Truffles are the spore-filled, fruiting bodies of fungi that grow on plant roots. Truffle-forming species have evolved independently more than a hundred times, appearing in nearly every major group of fleshy fungi; however, fundamental questions about the evolution of the truffle lifestyle remain.
Francis Martin and colleagues sequenced the genomes of the prized Piedmont white truffle and the Burgundy, desert and pig truffles. The authors compared these genomes with the Périgord black truffle and non-truffle-forming fungi and uncover unexpected genetic similarities among the truffle species, despite their separate evolutionary paths since their divergence over hundreds of millions of years. For example, they find shared genes relating to truffles’ symbiosis with plants and their ability to derive nutrients from the soil.
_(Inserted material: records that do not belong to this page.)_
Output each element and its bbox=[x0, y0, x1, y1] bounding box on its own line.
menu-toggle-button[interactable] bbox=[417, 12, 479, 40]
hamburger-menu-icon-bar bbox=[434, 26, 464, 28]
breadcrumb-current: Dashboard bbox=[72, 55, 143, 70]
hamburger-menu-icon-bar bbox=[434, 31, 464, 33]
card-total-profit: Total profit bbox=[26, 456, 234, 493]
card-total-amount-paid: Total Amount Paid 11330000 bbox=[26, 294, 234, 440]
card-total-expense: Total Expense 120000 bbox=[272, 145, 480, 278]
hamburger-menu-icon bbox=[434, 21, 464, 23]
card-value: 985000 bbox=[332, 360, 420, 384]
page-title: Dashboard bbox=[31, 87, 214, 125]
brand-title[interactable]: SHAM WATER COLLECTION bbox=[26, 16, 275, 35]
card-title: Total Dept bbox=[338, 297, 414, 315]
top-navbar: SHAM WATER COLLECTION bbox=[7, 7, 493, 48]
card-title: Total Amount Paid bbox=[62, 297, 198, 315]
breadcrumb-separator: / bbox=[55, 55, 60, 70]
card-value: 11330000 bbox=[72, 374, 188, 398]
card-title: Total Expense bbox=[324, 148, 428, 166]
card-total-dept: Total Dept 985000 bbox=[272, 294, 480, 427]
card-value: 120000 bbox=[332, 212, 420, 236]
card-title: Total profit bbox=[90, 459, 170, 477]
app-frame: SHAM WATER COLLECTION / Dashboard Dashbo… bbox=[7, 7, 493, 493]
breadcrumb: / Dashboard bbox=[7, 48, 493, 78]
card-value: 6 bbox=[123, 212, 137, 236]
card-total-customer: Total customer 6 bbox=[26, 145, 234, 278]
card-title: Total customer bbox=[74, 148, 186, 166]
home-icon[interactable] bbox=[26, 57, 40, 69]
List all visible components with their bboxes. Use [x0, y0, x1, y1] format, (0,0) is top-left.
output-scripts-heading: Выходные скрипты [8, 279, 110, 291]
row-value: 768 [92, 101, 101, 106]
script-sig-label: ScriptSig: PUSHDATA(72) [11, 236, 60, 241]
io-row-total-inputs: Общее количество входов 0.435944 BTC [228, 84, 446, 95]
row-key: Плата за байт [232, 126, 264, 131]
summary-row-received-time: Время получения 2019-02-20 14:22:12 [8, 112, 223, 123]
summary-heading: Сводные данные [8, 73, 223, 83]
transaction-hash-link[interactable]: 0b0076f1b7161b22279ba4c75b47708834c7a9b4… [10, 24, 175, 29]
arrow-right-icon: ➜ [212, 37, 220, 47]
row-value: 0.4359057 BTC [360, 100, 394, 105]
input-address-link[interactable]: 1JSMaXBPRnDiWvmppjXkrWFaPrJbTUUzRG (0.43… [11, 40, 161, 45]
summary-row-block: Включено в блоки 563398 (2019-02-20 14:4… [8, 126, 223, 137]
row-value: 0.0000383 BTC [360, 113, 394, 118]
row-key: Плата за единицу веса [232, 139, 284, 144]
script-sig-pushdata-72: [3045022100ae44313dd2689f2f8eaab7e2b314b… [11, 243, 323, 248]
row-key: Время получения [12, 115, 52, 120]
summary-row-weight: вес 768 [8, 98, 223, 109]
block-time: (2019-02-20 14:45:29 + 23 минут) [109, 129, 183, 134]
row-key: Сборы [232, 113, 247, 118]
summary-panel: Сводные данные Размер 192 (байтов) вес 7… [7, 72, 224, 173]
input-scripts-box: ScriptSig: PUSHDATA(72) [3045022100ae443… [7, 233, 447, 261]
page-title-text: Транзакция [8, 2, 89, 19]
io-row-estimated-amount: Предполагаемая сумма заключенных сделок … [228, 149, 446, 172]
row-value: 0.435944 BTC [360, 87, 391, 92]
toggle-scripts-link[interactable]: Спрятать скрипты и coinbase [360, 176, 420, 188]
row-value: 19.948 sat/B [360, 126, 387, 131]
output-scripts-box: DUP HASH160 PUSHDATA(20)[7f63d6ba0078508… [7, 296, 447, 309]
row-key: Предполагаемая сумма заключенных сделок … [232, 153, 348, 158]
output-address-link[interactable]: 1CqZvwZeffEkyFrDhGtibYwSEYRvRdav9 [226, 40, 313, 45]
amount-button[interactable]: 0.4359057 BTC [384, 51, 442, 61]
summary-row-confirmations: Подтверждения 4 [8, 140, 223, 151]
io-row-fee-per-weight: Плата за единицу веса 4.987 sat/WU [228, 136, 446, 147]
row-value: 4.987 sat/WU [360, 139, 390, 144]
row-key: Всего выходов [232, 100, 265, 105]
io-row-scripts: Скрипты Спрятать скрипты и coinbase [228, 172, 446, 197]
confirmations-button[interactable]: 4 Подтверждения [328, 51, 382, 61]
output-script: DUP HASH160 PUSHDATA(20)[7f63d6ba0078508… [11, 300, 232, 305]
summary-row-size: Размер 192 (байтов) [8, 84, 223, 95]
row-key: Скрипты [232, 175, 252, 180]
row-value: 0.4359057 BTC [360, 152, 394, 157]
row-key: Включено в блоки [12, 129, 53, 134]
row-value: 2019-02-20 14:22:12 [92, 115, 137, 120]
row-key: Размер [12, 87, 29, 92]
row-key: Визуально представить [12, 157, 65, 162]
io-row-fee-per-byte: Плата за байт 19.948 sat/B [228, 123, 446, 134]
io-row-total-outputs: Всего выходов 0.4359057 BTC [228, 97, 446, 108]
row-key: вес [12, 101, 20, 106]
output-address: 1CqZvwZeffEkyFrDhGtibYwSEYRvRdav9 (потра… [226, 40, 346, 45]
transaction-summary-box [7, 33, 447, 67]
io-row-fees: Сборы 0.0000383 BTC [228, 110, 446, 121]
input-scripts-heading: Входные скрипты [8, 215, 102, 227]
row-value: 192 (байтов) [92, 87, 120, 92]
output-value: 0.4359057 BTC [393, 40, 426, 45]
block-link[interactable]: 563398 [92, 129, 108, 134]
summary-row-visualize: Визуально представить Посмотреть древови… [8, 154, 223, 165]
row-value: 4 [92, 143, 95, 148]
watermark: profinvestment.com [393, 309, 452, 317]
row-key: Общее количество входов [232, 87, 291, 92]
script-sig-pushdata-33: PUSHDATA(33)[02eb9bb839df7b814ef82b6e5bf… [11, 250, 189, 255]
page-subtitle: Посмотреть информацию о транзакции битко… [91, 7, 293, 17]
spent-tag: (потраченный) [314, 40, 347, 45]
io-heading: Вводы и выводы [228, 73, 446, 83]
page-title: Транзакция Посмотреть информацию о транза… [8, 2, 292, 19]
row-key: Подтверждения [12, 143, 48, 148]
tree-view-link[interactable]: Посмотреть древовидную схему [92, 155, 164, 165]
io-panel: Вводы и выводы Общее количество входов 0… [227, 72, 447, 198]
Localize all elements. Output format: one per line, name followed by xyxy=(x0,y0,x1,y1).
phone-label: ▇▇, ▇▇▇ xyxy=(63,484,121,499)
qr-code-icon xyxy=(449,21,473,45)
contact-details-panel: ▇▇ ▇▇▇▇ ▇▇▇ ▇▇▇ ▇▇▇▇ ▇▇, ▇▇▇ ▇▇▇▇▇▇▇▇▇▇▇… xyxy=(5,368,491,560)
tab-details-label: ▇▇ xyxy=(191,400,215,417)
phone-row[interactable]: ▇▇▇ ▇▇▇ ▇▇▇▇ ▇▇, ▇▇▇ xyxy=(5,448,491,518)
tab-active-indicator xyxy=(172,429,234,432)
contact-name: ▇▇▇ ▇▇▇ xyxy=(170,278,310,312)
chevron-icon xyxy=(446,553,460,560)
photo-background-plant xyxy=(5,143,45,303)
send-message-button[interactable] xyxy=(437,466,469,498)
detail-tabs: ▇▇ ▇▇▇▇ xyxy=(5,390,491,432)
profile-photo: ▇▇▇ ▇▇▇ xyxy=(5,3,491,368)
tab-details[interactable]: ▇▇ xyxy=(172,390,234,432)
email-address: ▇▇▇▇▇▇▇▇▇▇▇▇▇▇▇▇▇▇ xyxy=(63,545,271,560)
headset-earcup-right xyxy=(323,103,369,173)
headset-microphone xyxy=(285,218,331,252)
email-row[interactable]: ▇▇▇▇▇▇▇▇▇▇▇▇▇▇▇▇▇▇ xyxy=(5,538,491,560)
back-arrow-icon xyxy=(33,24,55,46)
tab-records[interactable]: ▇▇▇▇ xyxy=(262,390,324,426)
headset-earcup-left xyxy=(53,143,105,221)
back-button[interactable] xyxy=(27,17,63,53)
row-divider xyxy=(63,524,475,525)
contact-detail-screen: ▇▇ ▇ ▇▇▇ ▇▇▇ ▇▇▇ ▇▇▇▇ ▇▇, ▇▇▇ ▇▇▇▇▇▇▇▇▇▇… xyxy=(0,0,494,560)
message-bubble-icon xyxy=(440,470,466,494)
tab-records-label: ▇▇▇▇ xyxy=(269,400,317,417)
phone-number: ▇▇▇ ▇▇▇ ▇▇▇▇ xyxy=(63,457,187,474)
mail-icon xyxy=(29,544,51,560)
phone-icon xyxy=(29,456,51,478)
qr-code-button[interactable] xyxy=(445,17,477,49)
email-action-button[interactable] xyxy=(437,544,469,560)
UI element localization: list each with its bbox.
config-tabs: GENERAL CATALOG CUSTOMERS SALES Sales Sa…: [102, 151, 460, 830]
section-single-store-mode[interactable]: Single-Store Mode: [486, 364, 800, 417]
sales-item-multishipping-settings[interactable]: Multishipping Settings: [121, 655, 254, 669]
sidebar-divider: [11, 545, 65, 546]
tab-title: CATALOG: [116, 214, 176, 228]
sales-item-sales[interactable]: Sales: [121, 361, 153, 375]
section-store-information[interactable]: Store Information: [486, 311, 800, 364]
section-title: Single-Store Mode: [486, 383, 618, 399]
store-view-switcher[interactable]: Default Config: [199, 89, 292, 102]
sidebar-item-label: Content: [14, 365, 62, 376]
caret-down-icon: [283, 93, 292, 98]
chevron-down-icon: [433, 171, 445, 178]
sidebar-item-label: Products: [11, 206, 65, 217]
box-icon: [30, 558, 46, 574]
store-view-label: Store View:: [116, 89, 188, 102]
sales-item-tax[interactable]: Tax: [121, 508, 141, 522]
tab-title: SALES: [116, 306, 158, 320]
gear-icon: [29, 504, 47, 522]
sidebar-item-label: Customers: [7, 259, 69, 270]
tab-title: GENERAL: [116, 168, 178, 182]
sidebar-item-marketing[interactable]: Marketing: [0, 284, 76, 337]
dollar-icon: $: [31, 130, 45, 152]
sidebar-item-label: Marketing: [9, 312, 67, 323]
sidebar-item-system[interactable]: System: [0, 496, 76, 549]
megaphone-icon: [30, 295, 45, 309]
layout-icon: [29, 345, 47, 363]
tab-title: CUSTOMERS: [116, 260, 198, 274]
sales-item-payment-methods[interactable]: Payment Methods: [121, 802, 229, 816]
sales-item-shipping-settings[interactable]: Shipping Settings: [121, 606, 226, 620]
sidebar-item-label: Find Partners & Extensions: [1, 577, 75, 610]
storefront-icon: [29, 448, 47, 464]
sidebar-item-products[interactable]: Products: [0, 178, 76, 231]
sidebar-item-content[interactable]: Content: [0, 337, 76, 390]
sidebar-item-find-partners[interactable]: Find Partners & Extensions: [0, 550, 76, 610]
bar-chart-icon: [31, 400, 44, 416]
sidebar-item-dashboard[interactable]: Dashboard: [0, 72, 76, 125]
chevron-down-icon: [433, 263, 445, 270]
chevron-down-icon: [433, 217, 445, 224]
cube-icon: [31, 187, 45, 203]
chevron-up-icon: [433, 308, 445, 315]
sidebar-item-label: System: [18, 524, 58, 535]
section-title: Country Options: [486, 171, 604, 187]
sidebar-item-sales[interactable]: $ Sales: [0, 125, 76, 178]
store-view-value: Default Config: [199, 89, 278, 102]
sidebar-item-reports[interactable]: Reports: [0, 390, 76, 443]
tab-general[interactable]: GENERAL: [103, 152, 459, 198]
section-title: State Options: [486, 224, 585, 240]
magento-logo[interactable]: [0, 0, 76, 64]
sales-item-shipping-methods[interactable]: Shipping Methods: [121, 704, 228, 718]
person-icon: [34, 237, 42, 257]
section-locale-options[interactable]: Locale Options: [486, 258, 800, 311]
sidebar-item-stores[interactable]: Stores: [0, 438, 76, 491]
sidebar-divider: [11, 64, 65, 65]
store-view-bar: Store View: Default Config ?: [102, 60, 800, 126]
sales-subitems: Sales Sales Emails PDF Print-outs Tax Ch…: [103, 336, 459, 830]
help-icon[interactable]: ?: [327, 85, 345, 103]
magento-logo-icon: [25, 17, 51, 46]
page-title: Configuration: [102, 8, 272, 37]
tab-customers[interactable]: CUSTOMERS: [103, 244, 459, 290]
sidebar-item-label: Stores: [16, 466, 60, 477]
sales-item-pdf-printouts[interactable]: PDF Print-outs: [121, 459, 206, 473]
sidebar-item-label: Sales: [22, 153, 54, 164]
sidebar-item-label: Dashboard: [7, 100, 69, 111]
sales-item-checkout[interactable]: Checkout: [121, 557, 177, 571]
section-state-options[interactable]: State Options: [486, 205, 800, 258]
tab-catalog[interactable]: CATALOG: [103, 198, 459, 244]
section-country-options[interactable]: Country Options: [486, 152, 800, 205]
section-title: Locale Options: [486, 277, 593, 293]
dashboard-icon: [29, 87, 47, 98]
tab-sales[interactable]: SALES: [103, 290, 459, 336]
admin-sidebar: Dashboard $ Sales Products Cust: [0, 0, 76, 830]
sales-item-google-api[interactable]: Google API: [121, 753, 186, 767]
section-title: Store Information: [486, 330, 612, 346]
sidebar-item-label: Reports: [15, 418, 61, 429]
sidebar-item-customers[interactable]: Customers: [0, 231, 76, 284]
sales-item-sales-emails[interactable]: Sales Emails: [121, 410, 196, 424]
They also find that truffles have a limited set of the genes that allow other fungi to specialize in breaking down the cell walls of the plants on which they live. Instead, truffles have a wider repertoire of genes that produce smelly volatile organic compounds, generating the pungent aroma that attracts animals (such as pigs and truffle dogs) to disperse the truffle’s spores.
This study is part of the 1000 Fungal Genomes Project - a five-year initiative intended to fill the gaps in our understanding of one of the largest branches in the tree of life.